Créé par décret, le logiciel Edvige permet de ficher les mineurs dès l’âge de treize ans.

La création du fichier Edvige (Exploitation documentaire et valorisation de l’information générale) a suscité hier de nombreuses réactions, dans le milieu politique mais aussi associatif et syndical. Le Syndicat de la magistrature (classé à gauche) a annoncé qu’il examinait « toute forme d’action juridique pour empêcher sa mise en œuvre. »

Ce fichier informatique, crée par un décret publié le 1er juillet au Journal officiel, permettra aux agents de la Direction centrale de la sécurité publique de collecter des informations sur les personnes « ayant exercé ou exerçant, un mandat politique, syndical ou économique » ainsi que celles qui ont un rôle « institutionnel, social ou religieux significatif. »

« En clair, tous les citoyens ayant un jour souhaité s’investir pour leur cité », s’insurge le Syndicat de la magistrature. Ce logiciel autorisera la collecte de « données à caractère personnel » de tout individu ou organisation « susceptibles de porter atteinte à l’ordre public. »

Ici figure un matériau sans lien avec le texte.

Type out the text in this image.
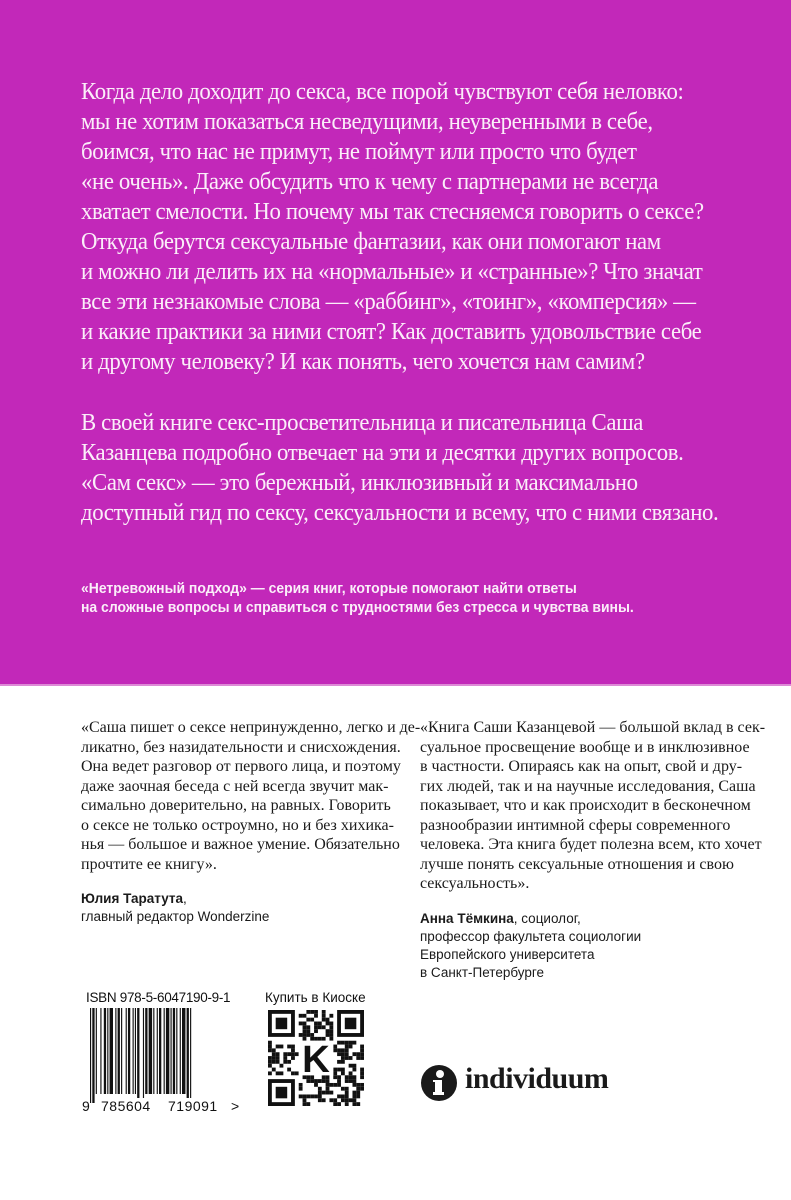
Когда дело доходит до секса, все порой чувствуют себя неловко:
мы не хотим показаться несведущими, неуверенными в себе,
боимся, что нас не примут, не поймут или просто что будет
«не очень». Даже обсудить что к чему с партнерами не всегда
хватает смелости. Но почему мы так стесняемся говорить о сексе?
Откуда берутся сексуальные фантазии, как они помогают нам
и можно ли делить их на «нормальные» и «странные»? Что значат
все эти незнакомые слова — «раббинг», «тоинг», «комперсия» —
и какие практики за ними стоят? Как доставить удовольствие себе
и другому человеку? И как понять, чего хочется нам самим?
В своей книге секс-просветительница и писательница Саша
Казанцева подробно отвечает на эти и десятки других вопросов.
«Сам секс» — это бережный, инклюзивный и максимально
доступный гид по сексу, сексуальности и всему, что с ними связано.
«Нетревожный подход» — серия книг, которые помогают найти ответы
на сложные вопросы и справиться с трудностями без стресса и чувства вины.
«Саша пишет о сексе непринужденно, легко и де-
ликатно, без назидательности и снисхождения.
Она ведет разговор от первого лица, и поэтому
даже заочная беседа с ней всегда звучит мак-
симально доверительно, на равных. Говорить
о сексе не только остроумно, но и без хихика-
нья — большое и важное умение. Обязательно
прочтите ее книгу».
«Книга Саши Казанцевой — большой вклад в сек-
суальное просвещение вообще и в инклюзивное
в частности. Опираясь как на опыт, свой и дру-
гих людей, так и на научные исследования, Саша
показывает, что и как происходит в бесконечном
разнообразии интимной сферы современного
человека. Эта книга будет полезна всем, кто хочет
лучше понять сексуальные отношения и свою
сексуальность».
Юлия Таратута,
главный редактор Wonderzine	Анна Тёмкина, социолог,
профессор факультета социологии
Европейского университета
в Санкт-Петербурге
ISBN 978-5-6047190-9-1
9 785604 719091 >
Купить в Киоске
K	individuum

En plus des informations ayant trait à l’état civil de la personne, de ses coordonnées physiques, téléphoniques et électroniques, le décret donne la possibilité de cataloguer « les données fiscales et patrimoniales » des individus soupçonnés. Qu’ils aient des antécédents judiciaires ou non.

Évoquant « les mutations affectant la délinquance juvénile », le gouvernement justifie l’inclusion des mineurs âgés de plus de treize ans dans ce fichier, et ce en dépit de l’excuse de minorité. Jusqu’à présent, les mineurs pouvaient être fichés mais seulement en cas d’infractions.

Selon la Commission nationale de l’informatique et des libertés (CNIL), ce catalogage nécessite « l’adoption de garanties renforcées. » Quant au principal syndicat d’éducateurs de la protection judiciaire de la jeunesse (SNPES-PJJ/FSU), il dénonce une « conception sécuritaire du gouvernement. »

De son côté, la Ligue des droits de l’homme accuse le logiciel d’incompatibilité avec l’État de droit, le qualifiant de « redoutable extension du fichage politico-policier des citoyens. »

La gauche a également exprimé son indignation, notamment la LCR, qui a estimé que le fichier n’était que l’un des éléments de « l’espionnage généralisé de la population. »


« Contraire à la Convention des droits de l’enfant »

« Un joli nom pour une mesure plus que préoccupante », lâche spontanément l’avocate montpelliéraine Dorothée Le Fraper du Hellen. Mais l’heure n’est pas à la plaisanterie. La spécialiste en droit européen des droits de l’homme est inquiète. Le texte du décret est ambigu lorsqu’il désigne ceux qui pourront être fichés sur Edvige : « les personnes susceptibles de porter atteinte à l’ordre public. »

Les notions de susceptibilité et d’ordre public sont floues. L’avocate annonce un danger potentiel d’atteinte à la vie privée de façon générale, mais elle s’inquiète principalement du sort fait aux mineurs de plus de treize ans.

Sans doute parce qu’elle préside l’association L’avocat et l’enfant, elle est en mesure de constater la mise en place d’une « logique de sanction et de répression qui tend à vouloir considérer les mineurs comme des majeurs. » L’application des peines planchers aux mineurs de plus de seize ans, et maintenant la possibilité de collecter des informations sur les mineurs de plus de treize ans, pousse la magistrate à avouer : « On ressent une volonté de baisser la majorité pénale. »

Me Le Fraper du Hellen s’interroge sur l’utilisation qui sera faite du fichier informatique. D’après l’avocate, Edvige est en contradiction avec la Convention internationale des droits de l’enfant qui estime que le degré de maturité du mineur diffère de celui de l’adulte, et lui donne droit à une législation spécifique.

D’un point de vue national, le fait que des mineurs de plus de treize ans soient concernés va à l’encontre de l’esprit de l’ordonnance de 1945 qui fait primer l’éducatif sur le répressif, le pédagogique sur le punitif. Si la mesure alarme aussi au sein de la magistrature, elle ne passera pas non plus inaperçue aux yeux des philosophes sensibilisés à cette problématique depuis le Surveiller et punir de Michel Foucault.